Dr. Roderick (Rod) Jones has served as Goddard Executive Director since February 2017. Rod grew up in New York City public housing and went into social services, first in Rochester and then in St. Louis. He was named Not-for-Profit Leader of the Year in 2011 by the Regional Chamber of Commerce and The St. Louis American. Rod has a doctorate in Education from St. John Fisher College in Rochester, New York and a Master’s in Public Administration from SUNY-Brockport. He sees the role of settlement houses like Goddard and the Isaacs Center as “enabling people to make the best choices they can for themselves and their families.”

What has changed?

The agreement between the Isaacs Center and Goddard allows the Isaacs Center to maintain its independent non-profit status while becoming a membership organization under Goddard. As a subsidiary of Goddard, the Isaacs Center can also offer better benefits and more growth opportunities to its staff, who are essential to our good work and deserving of the best possible compensation.

The Isaacs Center now has a single, corporate board member: Goddard, and its reconstituted board comprises five Goddard board members. Eight of the previous Isaacs Center board members joined the Goddard board, ensuring continuity of governance and oversight. Other previous Isaacs Center board members wishing to continue their service to the Isaacs Center were invited to join Goddard board committees.

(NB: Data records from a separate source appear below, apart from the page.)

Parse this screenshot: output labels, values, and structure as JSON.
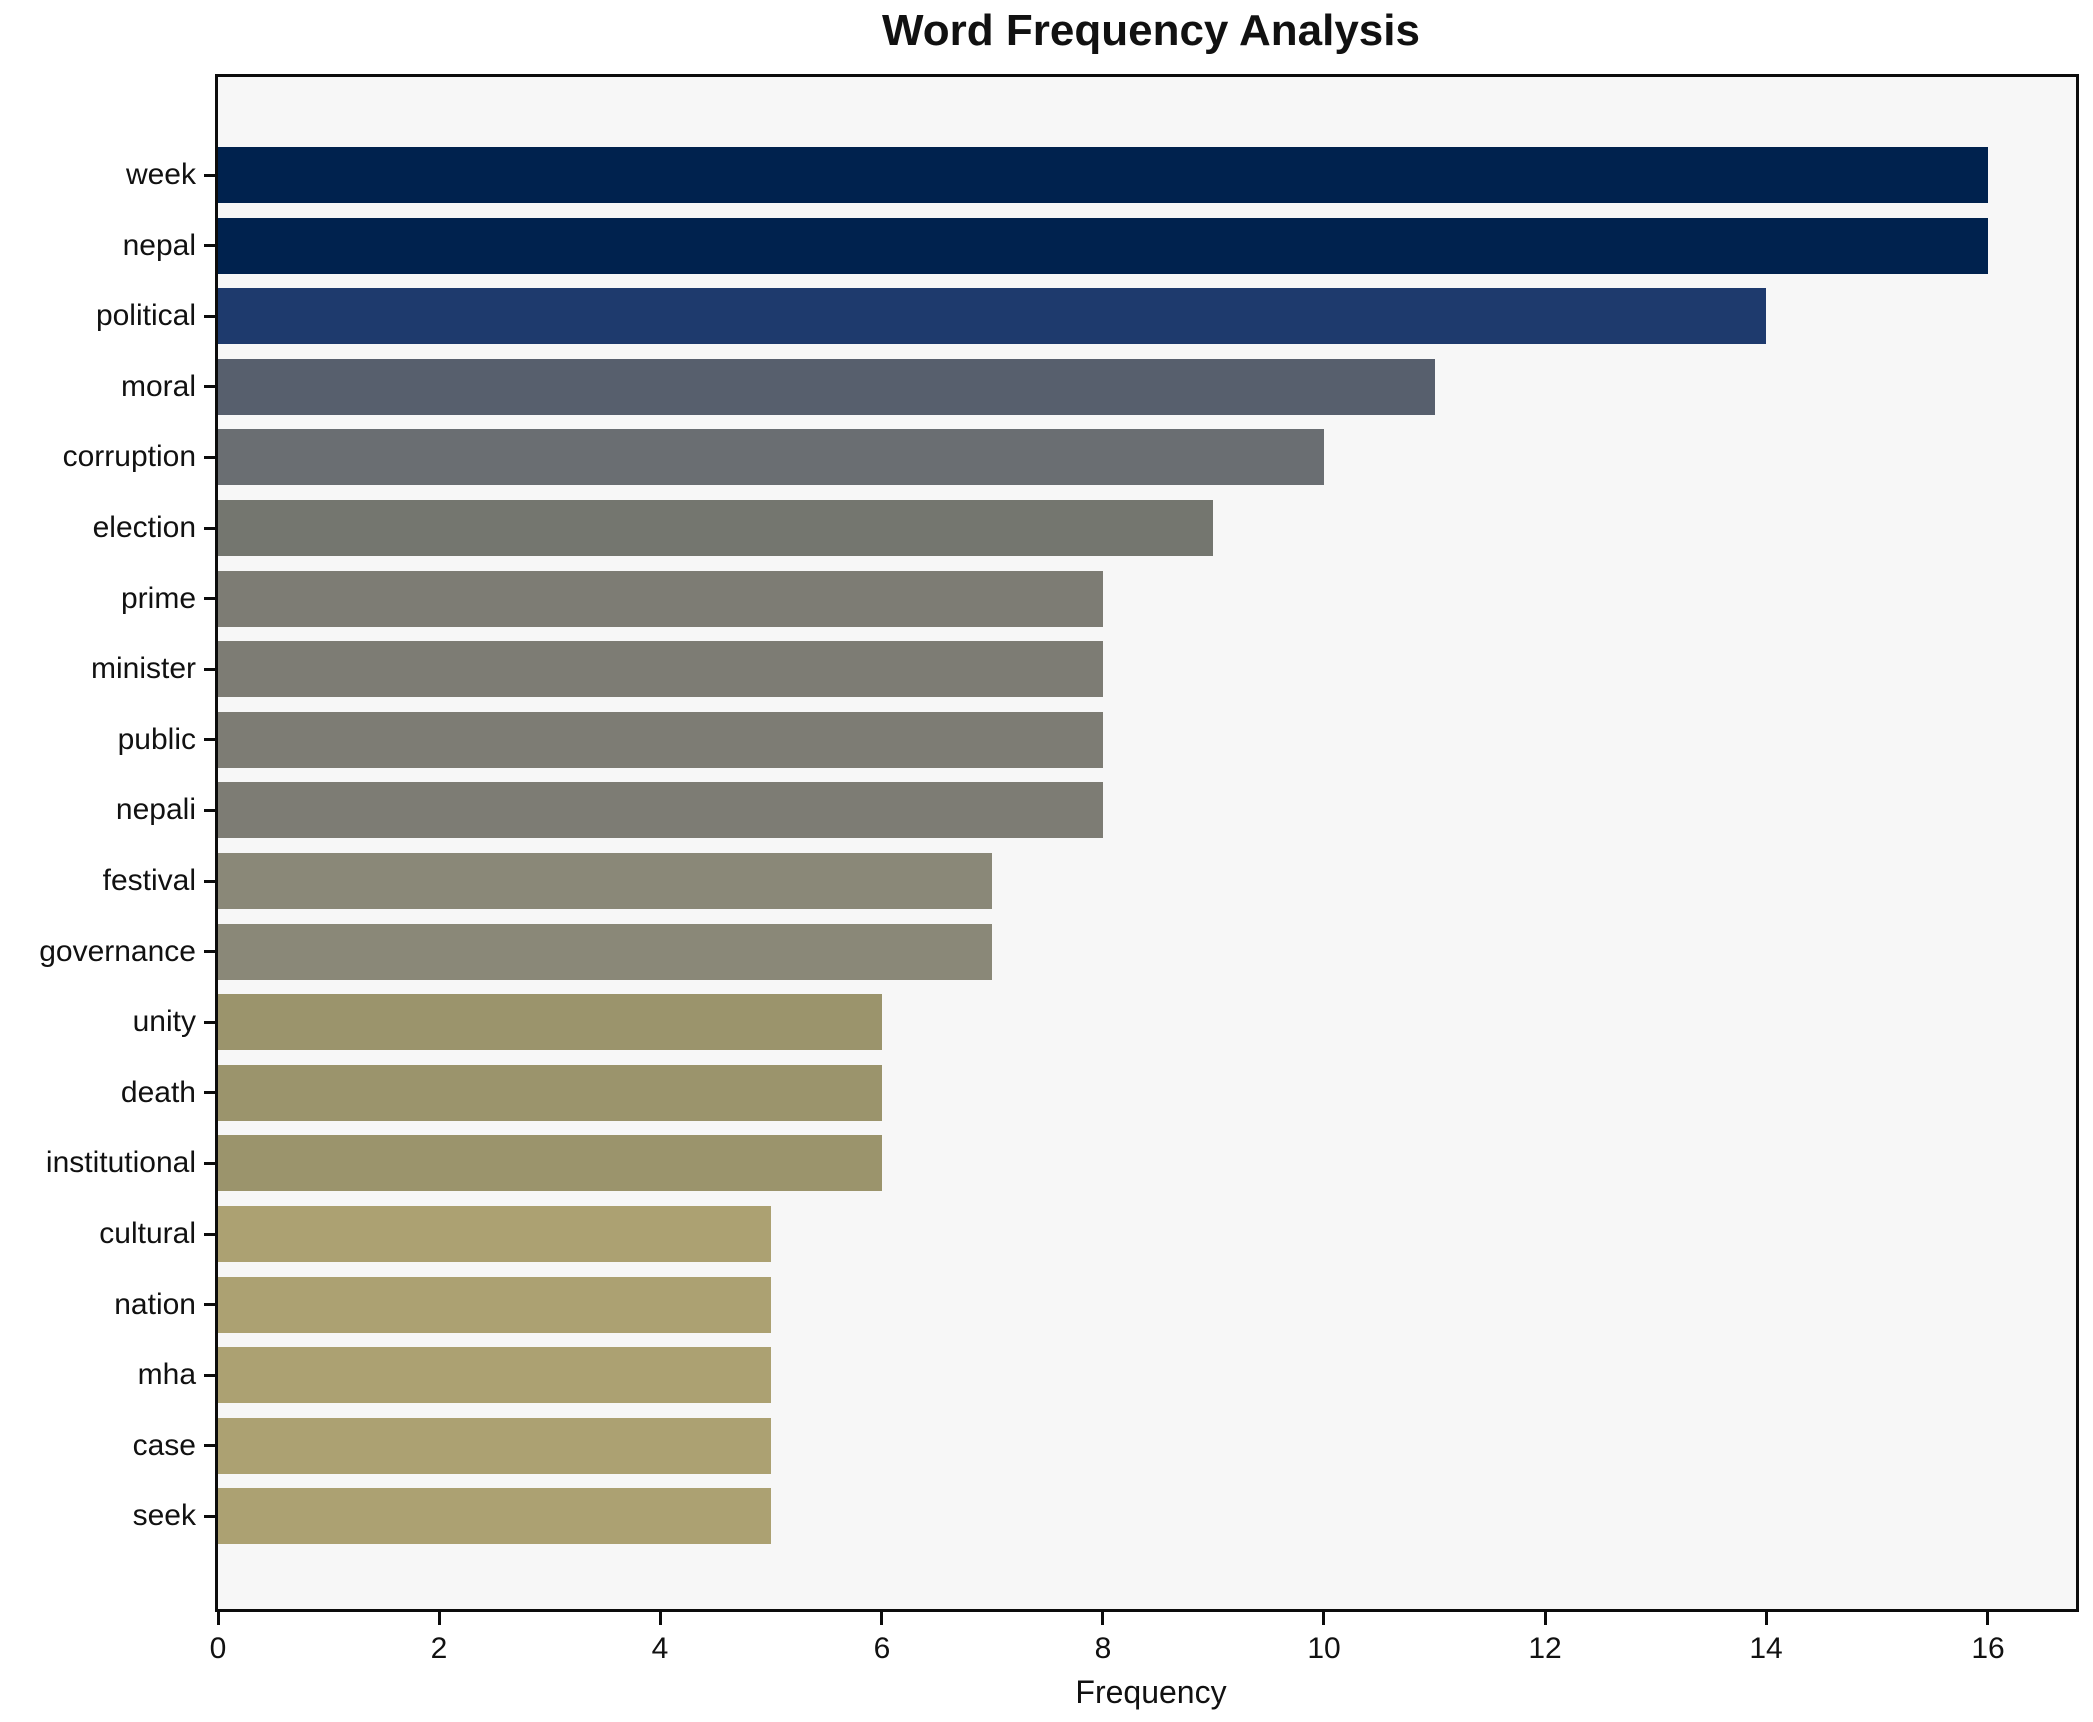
{
  "chart_data": {
    "type": "bar",
    "orientation": "horizontal",
    "title": "Word Frequency Analysis",
    "xlabel": "Frequency",
    "ylabel": "",
    "grid": false,
    "legend": false,
    "xlim": [
      0,
      16.8
    ],
    "x_ticks": [
      0,
      2,
      4,
      6,
      8,
      10,
      12,
      14,
      16
    ],
    "categories": [
      "week",
      "nepal",
      "political",
      "moral",
      "corruption",
      "election",
      "prime",
      "minister",
      "public",
      "nepali",
      "festival",
      "governance",
      "unity",
      "death",
      "institutional",
      "cultural",
      "nation",
      "mha",
      "case",
      "seek"
    ],
    "values": [
      16,
      16,
      14,
      11,
      10,
      9,
      8,
      8,
      8,
      8,
      7,
      7,
      6,
      6,
      6,
      5,
      5,
      5,
      5,
      5
    ],
    "bar_colors": [
      "#00224e",
      "#00224e",
      "#1e3a6d",
      "#575f6d",
      "#6a6e72",
      "#74766f",
      "#7d7c74",
      "#7d7c74",
      "#7d7c74",
      "#7d7c74",
      "#8a8878",
      "#8a8878",
      "#9b946c",
      "#9b946c",
      "#9b946c",
      "#aca172",
      "#aca172",
      "#aca172",
      "#aca172",
      "#aca172"
    ],
    "colors": {
      "plot_background": "#f7f7f7",
      "figure_background": "#ffffff",
      "spine": "#0c0c0c",
      "text": "#111111"
    }
  }
}
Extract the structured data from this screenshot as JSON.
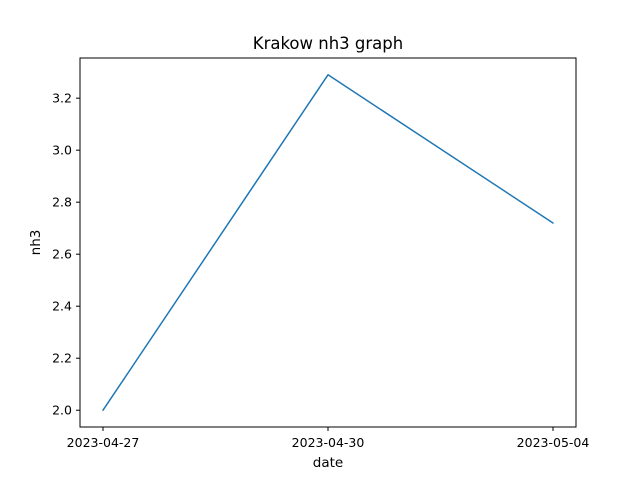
{
  "chart_data": {
    "type": "line",
    "title": "Krakow nh3 graph",
    "xlabel": "date",
    "ylabel": "nh3",
    "categories": [
      "2023-04-27",
      "2023-04-30",
      "2023-05-04"
    ],
    "series": [
      {
        "values": [
          2.0,
          3.29,
          2.72
        ],
        "color": "#1f77b4"
      }
    ],
    "ylim": [
      1.9355,
      3.3545
    ],
    "yticks": [
      2.0,
      2.2,
      2.4,
      2.6,
      2.8,
      3.0,
      3.2
    ],
    "ytick_labels": [
      "2.0",
      "2.2",
      "2.4",
      "2.6",
      "2.8",
      "3.0",
      "3.2"
    ],
    "grid": false,
    "legend": false
  }
}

During the summer, our administrative offices (human resources, development, finance, and operations) began migrating to Goddard. For these teams, the move to Goddard means a larger staff and access to more resources. The cost savings of combining our respective back office functions are complemented by greater capacity to execute those functions. In the coming months, the senior leaders of Isaacs Center programs will be migrated under the Goddard umbrella to lead the alignment of Goddard and Isaacs Center programs. Isaacs Center Executive Director Gregory J (Greg) Morris will serve under Rod as Chief Program Officer (for both Isaacs Center and Goddard programs).

What stays the same?

Both organizations are maintaining our respective 501c3 designations, meaning that our programs and finances will be kept separate. Importantly, donors who wish to support Isaacs Center programs are welcome to continue to do so. Both donors and volunteers continue to be essential to the programs and services Isaacs Center provides in our community.

In joining forces with Goddard, we will continue our tremendous history of strengthening the communities we serve while we launch collaborative efforts that improve access to economic security and housing stability for New Yorkers in need. We invite you, our Isaacs Center family, to continue that long history with us.